Interspeech'2005 - Eurospeech
The Gaussian mixture model-universal background model (GMMUBM) has been dominant in text-independent speaker recognition tasks. However the conventional GMM-UBM method assumes that each Gaussian mixture is independent and ignores the fact that within Gaussian mixtures, there do exist some useful high-level speaker-dependent characteristics, such as word usage or speaking habits. Based on the GMM-UBM method, a method is proposed to use Gaussian mixture correlation to model the high-level information for speaker recognition tasks.

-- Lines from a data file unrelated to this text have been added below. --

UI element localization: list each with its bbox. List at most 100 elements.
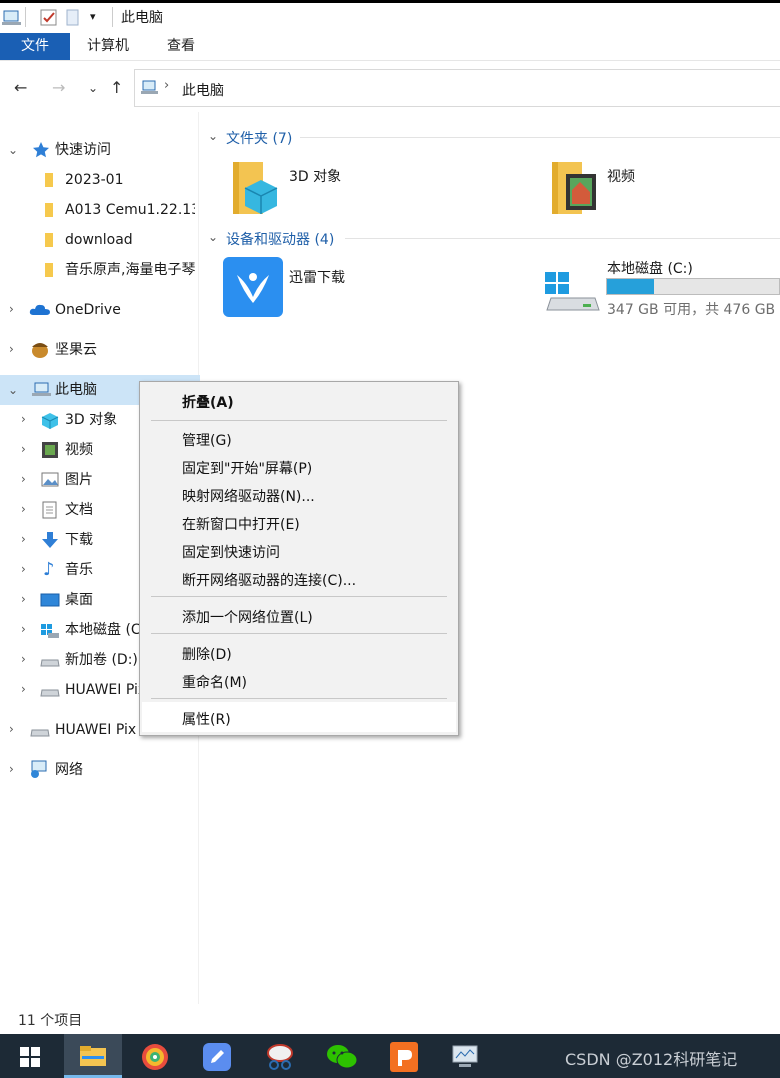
section-divider <box>300 137 780 138</box>
expand-chevron-icon[interactable]: ⌄ <box>8 143 18 157</box>
collapse-chevron-icon[interactable]: › <box>21 622 26 636</box>
properties-check-icon[interactable] <box>40 9 58 31</box>
menu-rename[interactable]: 重命名(M) <box>182 672 247 692</box>
tab-computer[interactable]: 计算机 <box>87 33 129 60</box>
folder-3d-objects-icon[interactable] <box>231 160 281 220</box>
menu-delete[interactable]: 删除(D) <box>182 644 232 664</box>
drive-icon <box>40 656 60 672</box>
nav-quick-access[interactable]: 快速访问 <box>55 135 111 165</box>
menu-disconnect-network-drive[interactable]: 断开网络驱动器的连接(C)... <box>182 570 356 590</box>
nav-item-2023-01[interactable]: 2023-01 <box>65 165 195 195</box>
nav-jianguoyun[interactable]: 坚果云 <box>55 335 97 365</box>
section-chevron-icon[interactable]: ⌄ <box>208 230 218 244</box>
collapse-chevron-icon[interactable]: › <box>21 472 26 486</box>
local-disk-c-icon[interactable] <box>543 270 601 318</box>
folder-icon <box>44 232 54 252</box>
nav-item-music-soundtrack[interactable]: 音乐原声,海量电子琴 <box>65 255 195 285</box>
address-computer-icon <box>140 80 160 100</box>
folder-icon <box>44 172 54 192</box>
recent-dropdown-icon[interactable]: ⌄ <box>88 81 98 95</box>
folders-section-header[interactable]: 文件夹 (7) <box>226 128 292 148</box>
address-bar[interactable] <box>134 69 780 107</box>
nav-documents[interactable]: 文档 <box>65 495 93 525</box>
tab-view[interactable]: 查看 <box>167 33 195 60</box>
nav-item-cemu[interactable]: A013 Cemu1.22.13 <box>65 195 195 225</box>
collapse-chevron-icon[interactable]: › <box>21 652 26 666</box>
collapse-chevron-icon[interactable]: › <box>9 302 14 316</box>
notes-app-icon[interactable] <box>203 1043 231 1075</box>
menu-properties[interactable]: 属性(R) <box>182 709 231 729</box>
menu-manage[interactable]: 管理(G) <box>182 430 232 450</box>
snipping-tool-icon[interactable] <box>265 1043 295 1075</box>
menu-pin-quick-access[interactable]: 固定到快速访问 <box>182 542 280 562</box>
xunlei-label[interactable]: 迅雷下载 <box>289 267 345 287</box>
collapse-chevron-icon[interactable]: › <box>21 532 26 546</box>
nut-icon <box>29 339 51 363</box>
folder-3d-objects-label[interactable]: 3D 对象 <box>289 166 341 186</box>
collapse-chevron-icon[interactable]: › <box>9 342 14 356</box>
new-folder-icon[interactable] <box>66 9 80 31</box>
address-path[interactable]: 此电脑 <box>182 80 224 100</box>
menu-open-new-window[interactable]: 在新窗口中打开(E) <box>182 514 300 534</box>
status-item-count: 11 个项目 <box>18 1013 83 1029</box>
picture-icon <box>41 472 59 492</box>
collapse-chevron-icon[interactable]: › <box>21 502 26 516</box>
folder-videos-label[interactable]: 视频 <box>607 166 635 186</box>
menu-pin-to-start[interactable]: 固定到"开始"屏幕(P) <box>182 458 312 478</box>
music-note-icon: ♪ <box>43 559 55 580</box>
title-divider <box>112 7 113 27</box>
computer-icon <box>31 382 53 402</box>
nav-local-disk-c[interactable]: 本地磁盘 (C:) <box>65 615 141 645</box>
menu-collapse[interactable]: 折叠(A) <box>182 392 234 412</box>
menu-separator <box>151 420 447 421</box>
collapse-chevron-icon[interactable]: › <box>21 682 26 696</box>
nav-pictures[interactable]: 图片 <box>65 465 93 495</box>
pdf-reader-icon[interactable] <box>390 1042 418 1076</box>
xunlei-app-icon[interactable] <box>223 257 283 321</box>
collapse-chevron-icon[interactable]: › <box>9 722 14 736</box>
film-icon <box>41 441 59 463</box>
devices-section-header[interactable]: 设备和驱动器 (4) <box>226 229 334 249</box>
up-arrow-icon[interactable]: ↑ <box>110 78 123 97</box>
address-chevron-icon: › <box>164 78 170 93</box>
section-divider <box>345 238 780 239</box>
forward-arrow-icon[interactable]: → <box>52 78 65 97</box>
nav-new-volume-d[interactable]: 新加卷 (D:) <box>65 645 141 675</box>
file-explorer-icon[interactable] <box>79 1044 107 1072</box>
nav-network[interactable]: 网络 <box>55 755 83 785</box>
nav-music[interactable]: 音乐 <box>65 555 93 585</box>
wechat-icon[interactable] <box>326 1043 358 1075</box>
qa-divider <box>25 7 26 27</box>
nav-downloads[interactable]: 下载 <box>65 525 93 555</box>
back-arrow-icon[interactable]: ← <box>14 78 27 97</box>
tab-file[interactable]: 文件 <box>0 33 70 60</box>
desktop-icon <box>40 593 60 612</box>
collapse-chevron-icon[interactable]: › <box>21 592 26 606</box>
windows-drive-icon <box>40 623 60 643</box>
nav-onedrive[interactable]: OneDrive <box>55 295 121 325</box>
collapse-chevron-icon[interactable]: › <box>9 762 14 776</box>
collapse-chevron-icon[interactable]: › <box>21 442 26 456</box>
customize-dropdown-icon[interactable]: ▾ <box>90 10 96 23</box>
nav-item-download[interactable]: download <box>65 225 195 255</box>
nav-3d-objects[interactable]: 3D 对象 <box>65 405 117 435</box>
disk-c-free-space: 347 GB 可用，共 476 GB <box>607 302 776 318</box>
collapse-chevron-icon[interactable]: › <box>21 562 26 576</box>
computer-icon <box>2 9 22 31</box>
collapse-chevron-icon[interactable]: › <box>21 412 26 426</box>
expand-chevron-icon[interactable]: ⌄ <box>8 383 18 397</box>
nav-this-pc[interactable]: 此电脑 <box>55 375 97 405</box>
menu-add-network-location[interactable]: 添加一个网络位置(L) <box>182 607 313 627</box>
disk-usage-fill <box>607 279 654 294</box>
nav-huawei-pix[interactable]: HUAWEI Pix <box>55 715 136 745</box>
folder-videos-icon[interactable] <box>550 160 600 220</box>
windows-start-icon[interactable] <box>20 1047 40 1071</box>
nav-desktop[interactable]: 桌面 <box>65 585 93 615</box>
local-disk-c-label[interactable]: 本地磁盘 (C:) <box>607 258 693 278</box>
monitor-app-icon[interactable] <box>451 1044 481 1074</box>
browser-icon[interactable] <box>140 1042 170 1076</box>
menu-map-network-drive[interactable]: 映射网络驱动器(N)... <box>182 486 315 506</box>
section-chevron-icon[interactable]: ⌄ <box>208 129 218 143</box>
nav-huawei-child[interactable]: HUAWEI Pix <box>65 675 141 705</box>
nav-videos[interactable]: 视频 <box>65 435 93 465</box>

In this method, we first cluster the Gaussian mixtures of the UBM into a small number of classes in terms of the mean vectors; in the following step, a universal class transition probability matrix (UCTPM) is learned which is helpful in modeling the high-level speaker's characteristics embedded in Gaussian mixture correlation. During the training phase, a speaker-dependent class transition probability matrix is adapted from the UCTPM. Experiments over two different databases show that an average 20.38% error rate reduction (ERR) can be achieved compared with the conventional GMM-UBM method.
Bibliographic reference. Deng, Jing / Zheng, Thomas Fang / Song, Zhanjiang / Liu, Jian (2005): "Modeling high-level information by using Gaussian mixture correlation for GMM-UBM based speaker recognition", In INTERSPEECH-2005, 2033-2036.